Social engineering comes just not in a phone call or someone walking into your organization anymore. Today, social engineering comes in the form of fake websites, fake programs, fake games, and fake e-mail messages with malicious attachments, links, or content. All of these more modern techniques rely on the victim taking action (to “click”) to allow the threat to execute or embed itself in your computer. So not understanding everything about your enterprise
is
alright, as long as you leverage internal or external resources who do understand the areas of the organization’s infrastructure you are unfamiliar with. Although learning as much as you can is always recommended, there are experts available to help you through times of troubles.

Meet the Team

Years ago, small groups working together or lone wolves (ninjas) were the ones who hacked into systems. The days of old have come and gone, and the criminals are now working together without fear of impunity more than ever. The lone-wolf approach is becoming history, as it is easier and safer to work in numbers on the Internet, especially since evidence collection and attribution are so difficult for all involved parties, including law enforcement and intelligence agencies.

Today, a number of groups will participate in an attack. It is like a professional tradecraft, as each member of the criminal network must play his part perfectly in order to maintain the hackers’ number-one rule: Never get caught. Criminals communicate through coordinated systems, forums, and other methods. They have the ability to discuss, plan, and carry out their operations in secret.

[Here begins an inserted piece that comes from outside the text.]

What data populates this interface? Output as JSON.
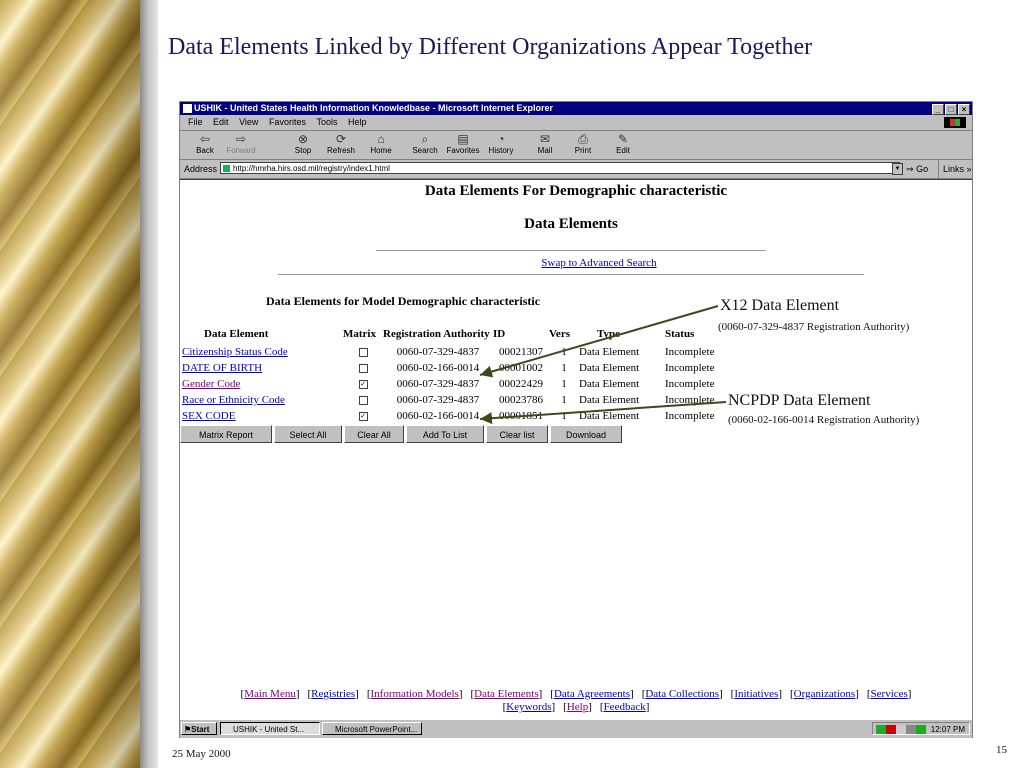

Many hands are involved in stealing information from your users and your enterprise. The following illustrates the members of a modern criminal team.

 

Modern cyber criminal organizational structure and breakdown

 

Let’s meet each of the groups that make up the modern criminal threat.

Malware author
This is typically one person or several people working in a tight-knit group. Malware authors only share their raw source code internally and protect it well as pirates of old protected their stolen booty. Their code is sold directly to bot masters, and the number of buyers depends on the level of caution of the author team. Some authors develop crimeware that is meant to be used repeatedly for numerous short-duration campaigns. Others focus on malware designed for stealing more critical information and that will maintain persistence on victims’ systems for longer periods of time (months or years).
Botnet master
This is generally the “man (or woman) with the plan” who set up an infrastructure to support a crimeware network. Botnet masters may use a specific family of malware, or if they are a little more concerned with long-term operations and a little smarter, they will rely on multiple families of malware that operate at different levels of functionality. Botnet masters also typically set up the affiliate sites, interact with partners (distribution and resilience providers), and run the operations team (all the way down to the setup of the money-mule framework, which is a network for moving money electronically throughout the Internet so it is laundered or accessible to the criminal who has stolen from the victim). This is the level most law enforcement groups go for, as the botnet masters are easier to find than the malware authors. If they can apprehend the botnet masters and use enough leverage, they should be able to jump to the authors with some ease.